Incidentally I’m not a fan of the term PKM other than accepting it for what it is – a vague fuzzy all-encompassing term that can’t really be meaningfully broken down much further than that. It’s a generic acronym meant to abstract away a group of concepts for reasoning at a particular level, nothing more.

It’s like the term ICT “Information and Communication Technology.” It’s used to reason in general about anything ranging from smartphones to laptops to desktops to IOT devices to to social media apps to productivity apps to … literally anything used in communications.

That’s useful for discussions at an extremely broad generic level but not useful for actual use by most people.

When it comes to actual practical use it fundamentally boils down to:

  • Focus on extracting the ideas from whatever work you are studying
  • Break down that ideas into individual atomic units
  • Synthesize those ideas to create new insights and knowledge

That’s essentially the Zettelkasten approach. And “coincidentally” is also fundamentally what studying is about. It’s also essentially never taught to students. But its the fundamental core of what makes a good student. And most people can learn these basic skills with some practice and apply them and vastly expand their knowledge.

I disagree with this. While its true that many people conflate Obsidian the tool with various PKM methods there are also many people who do distinguish between the two.

There might be a miscommunication here, because:

The two are orthogonal. Too many people IMO conflate Obsidian with LYT or other frameworks and it leads to confusion. You don’t have to use Obsidian in any particular way, its just a tool. And likewise any of those frameworks can be implemented in many different tools.

I fully agree with that, which sounded like the basis of your disagreement. I do stand by “it’s almost impossible to discuss meaningfully across platforms” because I have seen it so frequently in discussion, such as in the Obsidian Discord. I think this is a failing of language. Most people–including me–seem to only have language for their process, not for their problems in the “PKM” space.

It’s a generic acronym meant to abstract away a group of concepts for reasoning at a particular level, nothing more.

I agree, which is kind of what I’m hoping we can decompose into more meaningful concepts. I think your ICT example is very on point. “IT” (as in “information technology”) comes to mind as well.

When it comes to actual practical use it fundamentally boils down to:

  • Focus on extracting the ideas from whatever work you are studying
  • Break down that ideas into individual atomic units
  • Synthesize those ideas to create new insights and knowledge

In principle, I agree. And I really like those points as a summary of what we’re after, but they also seem like bit of a Draw the Owl situation. The whole question, to me, is how do we “best” go about doing those things. How do we practice them, and become better?

For instance: “Break down that ideas into individual atomic units”.

The definition of what an “atomic unit” is doesn’t seem widely agreed on, despite getting discussed a lot (“conceptually atomic notes” vs “evergreen notes” vs “whatever fits on an index card”, etc…); and it might be difficult for someone rolling their own system in Obsidian to reconcile their ideas of an “atomic unit” with someone doing pure Zettelkasten’s “atomic unit”, leading to a misunderstanding of what the fundamental problem that “Break down that ideas into individual atomic units” is supposed to be solving in the first place.

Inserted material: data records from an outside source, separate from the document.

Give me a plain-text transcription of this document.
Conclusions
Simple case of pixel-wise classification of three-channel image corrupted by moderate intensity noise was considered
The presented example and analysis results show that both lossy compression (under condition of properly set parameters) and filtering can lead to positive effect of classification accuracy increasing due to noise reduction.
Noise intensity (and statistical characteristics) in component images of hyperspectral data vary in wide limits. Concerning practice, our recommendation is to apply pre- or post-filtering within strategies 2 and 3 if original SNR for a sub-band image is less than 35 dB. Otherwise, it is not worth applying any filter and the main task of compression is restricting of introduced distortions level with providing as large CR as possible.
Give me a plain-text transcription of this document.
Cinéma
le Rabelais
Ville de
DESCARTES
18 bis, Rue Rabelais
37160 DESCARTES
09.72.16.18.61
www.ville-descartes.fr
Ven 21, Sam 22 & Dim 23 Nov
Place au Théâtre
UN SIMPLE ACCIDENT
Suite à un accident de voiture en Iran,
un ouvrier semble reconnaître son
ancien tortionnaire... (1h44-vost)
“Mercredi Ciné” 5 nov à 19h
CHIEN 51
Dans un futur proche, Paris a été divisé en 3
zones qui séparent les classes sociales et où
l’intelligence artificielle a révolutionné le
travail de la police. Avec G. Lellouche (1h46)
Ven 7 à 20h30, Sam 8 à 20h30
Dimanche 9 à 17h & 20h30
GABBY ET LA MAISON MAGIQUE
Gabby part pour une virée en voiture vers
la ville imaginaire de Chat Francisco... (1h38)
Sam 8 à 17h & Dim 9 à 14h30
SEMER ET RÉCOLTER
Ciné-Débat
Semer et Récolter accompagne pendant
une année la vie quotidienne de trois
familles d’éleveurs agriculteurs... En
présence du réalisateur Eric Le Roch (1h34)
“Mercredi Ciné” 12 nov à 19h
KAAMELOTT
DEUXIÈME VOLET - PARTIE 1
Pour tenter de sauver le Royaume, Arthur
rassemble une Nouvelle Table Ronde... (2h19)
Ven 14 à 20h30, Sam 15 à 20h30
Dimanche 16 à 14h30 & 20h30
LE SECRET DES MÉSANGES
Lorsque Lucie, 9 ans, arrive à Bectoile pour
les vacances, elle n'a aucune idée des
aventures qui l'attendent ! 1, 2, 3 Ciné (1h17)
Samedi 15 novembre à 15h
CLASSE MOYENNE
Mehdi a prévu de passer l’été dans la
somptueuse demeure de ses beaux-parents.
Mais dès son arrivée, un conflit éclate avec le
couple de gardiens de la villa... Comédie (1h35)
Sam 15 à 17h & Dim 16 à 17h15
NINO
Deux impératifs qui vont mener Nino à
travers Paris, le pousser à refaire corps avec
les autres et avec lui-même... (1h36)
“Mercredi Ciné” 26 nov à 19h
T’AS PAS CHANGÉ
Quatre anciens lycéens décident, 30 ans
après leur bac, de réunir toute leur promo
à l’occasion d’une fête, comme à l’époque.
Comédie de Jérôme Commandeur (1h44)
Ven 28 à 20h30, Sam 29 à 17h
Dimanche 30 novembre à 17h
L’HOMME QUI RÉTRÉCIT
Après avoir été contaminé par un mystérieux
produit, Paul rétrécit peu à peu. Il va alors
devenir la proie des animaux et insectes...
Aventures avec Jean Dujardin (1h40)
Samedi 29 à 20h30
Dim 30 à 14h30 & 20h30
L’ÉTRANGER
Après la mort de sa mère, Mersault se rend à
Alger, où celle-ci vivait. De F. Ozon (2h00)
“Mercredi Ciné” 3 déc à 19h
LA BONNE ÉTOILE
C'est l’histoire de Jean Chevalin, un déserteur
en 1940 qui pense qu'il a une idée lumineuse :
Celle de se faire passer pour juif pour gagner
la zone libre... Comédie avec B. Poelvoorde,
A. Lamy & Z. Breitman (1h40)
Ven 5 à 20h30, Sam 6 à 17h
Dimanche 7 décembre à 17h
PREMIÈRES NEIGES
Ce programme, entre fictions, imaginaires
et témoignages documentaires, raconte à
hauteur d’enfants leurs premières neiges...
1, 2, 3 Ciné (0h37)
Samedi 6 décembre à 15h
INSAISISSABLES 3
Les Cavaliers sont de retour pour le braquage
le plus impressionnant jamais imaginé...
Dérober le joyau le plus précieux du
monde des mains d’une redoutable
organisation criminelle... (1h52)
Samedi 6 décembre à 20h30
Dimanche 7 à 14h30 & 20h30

Ideally, we would both look at that and say “Well that’s an X problem”, where “X” is some shared language that expresses this fundamental issue of managing knowledge. In the very simple scheme I suggested, I might say “This is a Librarian problem, and your goal is to focus on storing these big ideas in a way that can be quickly retrieved later on, from different contexts.” Some of the value there comes in the exclusion of the student role, therefore implicitly saying “Don’t go off trying to synthesize new ideas while you’re breaking them down.”

In any case, thank you for your earlier reading recommendations (I’ve read most of them but not all), and for giving your thought to this question! It definitely forces me to refine my thinking and my language for expressing it.